I didn't want to move. Liberty wasn't the biggest town in the world, but it was my town. I loved that you could count cows in the fields if you drove the back way to school, and that you could walk to the square for the fall festival and ride the Octopus with friends you hadn't planned to see there. I loved the college up on the hill and knowing as you drove into town and saw the brick building roosting above the city in the middle of campus, it meant you were almost home. I loved my school, and I loved it when you sometimes saw your teachers at the community pool or the grocery store. It didn't happen often, but when it did, they always said hi, because that was the way Liberty worked.

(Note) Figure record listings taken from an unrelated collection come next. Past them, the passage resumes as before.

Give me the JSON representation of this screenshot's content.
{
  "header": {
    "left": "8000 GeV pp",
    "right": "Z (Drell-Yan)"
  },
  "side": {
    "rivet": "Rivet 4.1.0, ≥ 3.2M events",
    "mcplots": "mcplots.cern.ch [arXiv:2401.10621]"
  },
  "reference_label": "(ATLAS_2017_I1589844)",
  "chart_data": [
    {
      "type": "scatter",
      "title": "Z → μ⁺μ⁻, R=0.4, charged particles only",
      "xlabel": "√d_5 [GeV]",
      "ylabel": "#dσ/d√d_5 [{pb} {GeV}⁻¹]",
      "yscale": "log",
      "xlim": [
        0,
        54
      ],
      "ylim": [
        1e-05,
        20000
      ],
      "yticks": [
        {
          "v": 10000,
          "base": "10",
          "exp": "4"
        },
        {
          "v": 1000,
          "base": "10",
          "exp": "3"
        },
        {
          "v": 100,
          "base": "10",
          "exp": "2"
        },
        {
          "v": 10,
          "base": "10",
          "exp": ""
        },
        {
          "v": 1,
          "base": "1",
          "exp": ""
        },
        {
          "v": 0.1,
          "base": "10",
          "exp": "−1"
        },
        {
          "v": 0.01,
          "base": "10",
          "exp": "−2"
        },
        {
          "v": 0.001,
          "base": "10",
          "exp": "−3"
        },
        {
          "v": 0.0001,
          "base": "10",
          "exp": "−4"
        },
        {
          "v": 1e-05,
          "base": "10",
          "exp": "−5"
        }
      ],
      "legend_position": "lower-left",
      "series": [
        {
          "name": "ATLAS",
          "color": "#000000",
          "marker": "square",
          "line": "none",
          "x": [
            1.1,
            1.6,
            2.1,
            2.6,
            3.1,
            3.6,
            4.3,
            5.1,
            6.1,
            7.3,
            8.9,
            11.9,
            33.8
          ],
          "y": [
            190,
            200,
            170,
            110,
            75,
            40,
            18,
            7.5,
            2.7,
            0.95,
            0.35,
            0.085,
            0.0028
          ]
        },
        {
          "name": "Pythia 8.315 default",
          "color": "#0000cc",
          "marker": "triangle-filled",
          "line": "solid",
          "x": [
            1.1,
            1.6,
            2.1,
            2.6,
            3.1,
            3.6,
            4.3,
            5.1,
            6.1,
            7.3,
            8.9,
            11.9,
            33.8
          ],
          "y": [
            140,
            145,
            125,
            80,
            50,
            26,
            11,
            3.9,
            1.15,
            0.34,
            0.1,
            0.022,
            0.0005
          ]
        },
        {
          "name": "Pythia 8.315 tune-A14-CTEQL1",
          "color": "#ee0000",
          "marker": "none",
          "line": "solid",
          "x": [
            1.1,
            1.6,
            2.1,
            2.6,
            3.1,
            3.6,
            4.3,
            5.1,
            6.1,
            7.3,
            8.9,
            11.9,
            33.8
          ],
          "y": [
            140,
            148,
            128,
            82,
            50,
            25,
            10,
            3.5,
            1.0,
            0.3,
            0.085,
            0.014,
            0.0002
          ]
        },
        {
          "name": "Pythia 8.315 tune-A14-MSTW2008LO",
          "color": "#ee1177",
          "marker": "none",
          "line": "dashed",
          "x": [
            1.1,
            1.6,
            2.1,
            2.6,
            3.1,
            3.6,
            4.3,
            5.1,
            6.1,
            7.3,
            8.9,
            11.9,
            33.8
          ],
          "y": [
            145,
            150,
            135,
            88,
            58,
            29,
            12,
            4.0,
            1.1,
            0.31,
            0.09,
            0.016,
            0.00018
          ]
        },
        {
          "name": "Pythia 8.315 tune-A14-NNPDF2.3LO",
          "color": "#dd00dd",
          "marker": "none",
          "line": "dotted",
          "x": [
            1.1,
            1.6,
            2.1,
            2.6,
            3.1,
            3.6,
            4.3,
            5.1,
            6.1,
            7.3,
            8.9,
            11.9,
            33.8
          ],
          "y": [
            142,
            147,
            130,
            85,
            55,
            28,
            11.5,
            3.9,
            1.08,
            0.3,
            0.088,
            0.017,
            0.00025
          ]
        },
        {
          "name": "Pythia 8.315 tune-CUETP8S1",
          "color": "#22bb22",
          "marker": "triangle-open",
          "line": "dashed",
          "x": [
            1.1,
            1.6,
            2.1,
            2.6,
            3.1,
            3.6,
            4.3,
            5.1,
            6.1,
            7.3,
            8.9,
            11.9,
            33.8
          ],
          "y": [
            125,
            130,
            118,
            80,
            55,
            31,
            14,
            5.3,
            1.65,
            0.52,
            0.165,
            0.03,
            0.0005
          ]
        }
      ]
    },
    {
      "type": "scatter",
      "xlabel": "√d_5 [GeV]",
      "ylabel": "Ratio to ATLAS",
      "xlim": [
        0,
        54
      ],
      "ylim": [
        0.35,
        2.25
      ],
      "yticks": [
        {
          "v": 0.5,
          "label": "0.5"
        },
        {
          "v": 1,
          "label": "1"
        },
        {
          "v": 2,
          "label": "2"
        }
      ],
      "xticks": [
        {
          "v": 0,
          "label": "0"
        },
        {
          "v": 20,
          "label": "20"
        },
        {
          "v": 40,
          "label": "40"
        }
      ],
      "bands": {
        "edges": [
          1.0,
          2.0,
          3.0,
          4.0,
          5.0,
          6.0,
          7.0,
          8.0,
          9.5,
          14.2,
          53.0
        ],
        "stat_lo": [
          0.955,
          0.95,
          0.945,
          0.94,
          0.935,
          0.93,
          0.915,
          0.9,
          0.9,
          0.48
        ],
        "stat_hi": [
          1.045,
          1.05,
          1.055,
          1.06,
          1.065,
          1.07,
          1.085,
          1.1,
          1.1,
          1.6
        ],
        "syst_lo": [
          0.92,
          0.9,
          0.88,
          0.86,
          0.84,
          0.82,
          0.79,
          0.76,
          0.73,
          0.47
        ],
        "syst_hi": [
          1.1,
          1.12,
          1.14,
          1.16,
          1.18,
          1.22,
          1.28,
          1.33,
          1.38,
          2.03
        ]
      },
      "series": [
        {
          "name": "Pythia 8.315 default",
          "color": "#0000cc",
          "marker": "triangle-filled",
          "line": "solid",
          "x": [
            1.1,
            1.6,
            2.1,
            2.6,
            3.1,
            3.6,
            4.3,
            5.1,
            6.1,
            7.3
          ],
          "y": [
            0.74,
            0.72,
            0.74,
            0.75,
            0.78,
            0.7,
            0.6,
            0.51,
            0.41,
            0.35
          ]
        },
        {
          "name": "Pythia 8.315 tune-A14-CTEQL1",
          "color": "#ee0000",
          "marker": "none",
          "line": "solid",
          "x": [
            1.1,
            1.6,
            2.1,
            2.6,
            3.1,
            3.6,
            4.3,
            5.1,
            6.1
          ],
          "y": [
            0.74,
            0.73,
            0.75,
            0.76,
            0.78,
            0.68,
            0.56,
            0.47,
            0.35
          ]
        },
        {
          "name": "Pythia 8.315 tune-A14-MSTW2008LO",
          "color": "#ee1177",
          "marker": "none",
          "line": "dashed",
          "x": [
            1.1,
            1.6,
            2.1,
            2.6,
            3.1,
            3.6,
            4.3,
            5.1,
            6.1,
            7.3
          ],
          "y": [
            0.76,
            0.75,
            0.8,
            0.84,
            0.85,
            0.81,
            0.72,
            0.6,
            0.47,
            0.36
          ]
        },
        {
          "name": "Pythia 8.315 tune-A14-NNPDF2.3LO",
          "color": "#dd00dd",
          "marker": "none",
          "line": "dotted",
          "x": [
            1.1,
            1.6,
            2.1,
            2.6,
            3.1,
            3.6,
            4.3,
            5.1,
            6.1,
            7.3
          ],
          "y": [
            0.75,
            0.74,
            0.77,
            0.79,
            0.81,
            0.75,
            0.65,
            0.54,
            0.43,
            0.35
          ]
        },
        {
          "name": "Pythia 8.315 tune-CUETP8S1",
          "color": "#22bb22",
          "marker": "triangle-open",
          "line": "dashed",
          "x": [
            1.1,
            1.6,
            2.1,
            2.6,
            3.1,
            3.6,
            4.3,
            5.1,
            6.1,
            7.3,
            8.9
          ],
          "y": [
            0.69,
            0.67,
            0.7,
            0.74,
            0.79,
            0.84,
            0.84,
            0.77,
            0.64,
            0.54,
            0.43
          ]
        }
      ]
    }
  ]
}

I was about to start seventh grade, which meant I successfully survived sixth grade. That might not sound like a big deal, but trust me—living through a week traversing the same hallways as Ben Green and Will Sanchez is such an accomplishment, I was planning to add it to my resume someday:

Arcturus Betelgeuse Chambers,
PhD, MD, JD, SD, PQRSWXYZ

• Harvard, Yale, Princeton, Duke, Massachusetts
Institute of Technology, and Clown College

Summa cum laude, 700.0 GPA

Voted Most Likely to Rule the Solar System

• Creator of the Chambers Algorithm

• Discoverer of Great Martian Ocean

• Didn't die by the sixth-grade lockers

Once, a sixth grader named Bobby McDoon claimed to have spotted Ben and Will on an Animal Planet predator show chowing down on an antelope. His claim was later proven to be false, but for those of us who regularly tried to make it in one piece from the first-floor restrooms to the third-floor science hall, the story didn't seem far-fetched at all.